The global matching strategy offers several distinct advantages: (1) the external prior is used to enhance the NSS feature for sub-dictionary learning and latent clean patch estimation; (2) making the sparse coding of patch consistent with the sub-dictionary learning process in a global nature; (3) the denoising effect has been improved remarkably with different noise levels.

The object function (11) could be solved by an iterative shrinkage method efficiently [29], and the algorithm of this work combined with a global match strategy is illustrated in Algorithm 1.

figure a

4 Experimental results and discussions

4.1 Evaluation indicators and parameters setting

In order to verify the effectiveness of NSS enhancement, the proposed method will be tested on the standard test image dataset (set12) and the real-noise photograph dataset, respectively. The results are compared with the classic denoising algorithms K-SVD, EPLL, BM3D, NCSR and WNNM. Peak signal-to-noise ratio (PSNR) and structural similarity (SSIM) are used for evaluation of image denoising performance.

The parameters in K-SVD, EPLL, BM3D, NCSR and WNNM are used as default. Except that there are several parameters to be illustrated for patch matching in NCSR and proposed method. Experimentally, the patch size is set to 6 × 6, 7 × 7, 8 × 8 and 9 × 9 for σn ≤ 20, 20 < σn ≤ 40, 40 < σn ≤ 70 and 70 < σn, respectively as well as T is set to 2, 3, 3, and 4 according to the noise levels. Additionally, the thresholding value for flat classification is proportional to the total noise level and the default scale coefficient is 1. When used for real photograph denoising, the noise level is evaluated by the method [37].

4.2 Test on standard dataset (set12)

Test is performed on 12 standard test images (as shown in Fig. 4) with additive white Gaussian noise (AWGN) for performance testing. The AWGN is set with a mean value of 0 and the standard deviation σn is 10, 30, 50, 70, and 100, respectively.

Fig. 4
figure 4

The standard test image dataset

Table 1 and Table 2 show the PSNR and SSIM results for various sparse representation algorithms, respectively, and the bold values represent the best performance in the comparison. It could be seen that the proposed method has achieved a better performance in almost all noise levels, even in the case of strong noise (σn >  = 50). The remarkable improvements under strong noise (σn >  = 50) prove the effectiveness of the NSS enhancement, since that the external images with similar details/structures merged have offered extra useful information and improved the quality of image prior, while the other methods that only rely on the single noisy image suffer from heavy degradation as the noise level increases and could not be recovered independently and effectively.

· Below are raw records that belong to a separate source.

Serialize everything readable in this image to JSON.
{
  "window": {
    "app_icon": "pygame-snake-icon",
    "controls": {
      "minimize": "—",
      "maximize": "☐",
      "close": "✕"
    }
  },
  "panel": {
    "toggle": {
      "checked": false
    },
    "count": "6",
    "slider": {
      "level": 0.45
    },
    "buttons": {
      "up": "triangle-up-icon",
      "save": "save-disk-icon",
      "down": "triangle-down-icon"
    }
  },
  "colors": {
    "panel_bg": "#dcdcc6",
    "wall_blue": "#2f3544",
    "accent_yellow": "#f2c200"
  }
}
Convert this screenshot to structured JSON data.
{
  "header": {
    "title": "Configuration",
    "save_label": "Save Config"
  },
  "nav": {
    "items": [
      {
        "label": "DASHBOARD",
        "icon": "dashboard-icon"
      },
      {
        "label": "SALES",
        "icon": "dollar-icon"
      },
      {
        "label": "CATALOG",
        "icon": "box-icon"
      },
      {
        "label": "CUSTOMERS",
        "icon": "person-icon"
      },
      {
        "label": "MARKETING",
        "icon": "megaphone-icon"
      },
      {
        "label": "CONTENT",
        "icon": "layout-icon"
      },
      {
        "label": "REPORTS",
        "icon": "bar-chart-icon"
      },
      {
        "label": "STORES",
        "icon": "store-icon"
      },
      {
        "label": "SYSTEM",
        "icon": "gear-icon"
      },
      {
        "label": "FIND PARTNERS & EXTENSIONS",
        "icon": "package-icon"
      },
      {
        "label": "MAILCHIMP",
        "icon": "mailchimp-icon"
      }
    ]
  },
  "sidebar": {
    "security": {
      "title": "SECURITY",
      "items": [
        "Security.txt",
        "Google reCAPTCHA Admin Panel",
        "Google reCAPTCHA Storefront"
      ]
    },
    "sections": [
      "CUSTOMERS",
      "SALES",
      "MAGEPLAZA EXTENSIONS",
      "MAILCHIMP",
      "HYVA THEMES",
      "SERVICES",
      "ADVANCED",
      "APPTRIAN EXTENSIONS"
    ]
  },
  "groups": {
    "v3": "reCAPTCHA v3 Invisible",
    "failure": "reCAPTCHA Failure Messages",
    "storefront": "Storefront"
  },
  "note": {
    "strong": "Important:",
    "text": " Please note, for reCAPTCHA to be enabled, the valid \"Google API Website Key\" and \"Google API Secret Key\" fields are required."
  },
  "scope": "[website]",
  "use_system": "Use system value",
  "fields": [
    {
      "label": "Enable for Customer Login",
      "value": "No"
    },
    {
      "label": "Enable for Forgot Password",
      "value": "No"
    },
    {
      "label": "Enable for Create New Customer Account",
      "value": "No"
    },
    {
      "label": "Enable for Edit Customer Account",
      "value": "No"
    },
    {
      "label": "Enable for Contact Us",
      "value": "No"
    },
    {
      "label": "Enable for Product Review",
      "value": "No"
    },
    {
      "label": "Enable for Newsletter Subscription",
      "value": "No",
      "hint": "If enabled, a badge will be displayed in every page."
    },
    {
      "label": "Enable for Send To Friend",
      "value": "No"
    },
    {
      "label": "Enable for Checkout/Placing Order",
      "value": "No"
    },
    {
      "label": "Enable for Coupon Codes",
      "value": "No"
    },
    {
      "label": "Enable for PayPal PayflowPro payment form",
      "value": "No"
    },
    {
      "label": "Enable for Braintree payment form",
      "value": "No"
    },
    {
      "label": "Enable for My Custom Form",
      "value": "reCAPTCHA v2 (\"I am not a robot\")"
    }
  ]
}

Table 1 PSNR (dB) results by different denoising methods
Table 2 SSIM results by different denoising methods

For subjective evaluation, three standard images (Boat, Monarch, Peppers) under strong noise (σn=100) were selected for display (shown in Figure 5). The details of the same area of each figure are enlarged (marked by a green square). Fig. 5 indicates that some details in the original image are almost indistinguishable due to severe damage of strong noise. By comparison, it is found that the K-SVD is overall blurred after denoising, image details are lost. As for EPLL and BM3D, some visual artifacts are suppressed, but the water ripple effect appears in the smooth area of the image, mainly caused by the patch processing of the image, while the NCSR and WNNM have an over-smooth phenomenon and some texture information is lost. Local window search limits the quantity and quality for patch matching, resulting in obvious errors in the reconstructed structures. As for the proposed method with global matching, more details of the original image are reconstructed, while the flat area is visually pleasant.

Fig. 5
figure 5

Comparison of denoising effect for subjective evaluation, the 3 selected images are boat, peppers and Monarch. The classical sparse representation algorithms are selected: K-SVD [10], EPLL [11], BM3D [3], NCSR [12], WNNM [18]. The enlarged details are indicated by green squares

4.3 Test on real photograph dataset

To further verify the effectiveness of the proposed algorithm, we applied the algorithm for real-noise image taken at low-light condition in a laboratory environment. The dataset contains 8 scenes, 5 levels of light intensity below 3 × 10−3 lx and 3 exposure times have been chosen for each scene, and 5 photos are taken under every condition. The total number of our self-made image dataset is 8 × 5 × 3 × 5 = 600. Several low-light typical scenes are shown in Fig. 6.

Fig. 6
figure 6

The real low-light photograph dataset. The pictures are collected with luma target ≤ 3 × 10–3 lx and exposure time = 1/25 s. The top row are the low-light photographs for example, the bottom row are the reference images taken at 1 lx

The overall image is dark, with low signal-to-noise ratio and dead pixels. Usually, such image needs to be pre-processed before denoising, which mainly includes defect corrections and luminance enhancement. The dataset contains images taken under different ambient light levels and under the same shooting parameters, generally, the lower the brightness, the lower the signal-to-noise ratio and stronger noise intensity after digital amplifier. Since latent truth of images is extremely difficult to obtain, we only make a subjective comparison, as shown in Figure 7.

Fig. 7
figure 7

Comparison of denoising performance for subjective evaluation on real photograph dataset. The input noisy images are after pre-processing, and 3 scenes are selected for demonstration, the enlarged details are indicated by green squares

The comparison is similar to that on the standard dataset. Overall, the EPLL and BM3D results still have slight artifacts in the flat region and edge structure; the NCSR and WNNM have a smooth trend. As for the protection of details and textures such as characters and edge lines, the EPLL, BM3D and NCSR are not as good as the proposed algorithm.

5 Conclusions

In this paper, the limitations of reported sparse representation for image denoising are studied. Based on the non-local clustering algorithm framework, we proposed a NSS enhanced denoising algorithm. By combining external reference images and global matching strategies, the quantity and quality of similar patches for sparse prior are improved, making the NSS-based method more efficient. By testing on the standard test dataset and the real low-light dataset, the results indicate that the proposed algorithm could restore the details and textures effectively during denoising and result in visually pleasant images. The method proposed surpasses the previous methods alike and achieves competitive performance even compared with remarkable low rank methods.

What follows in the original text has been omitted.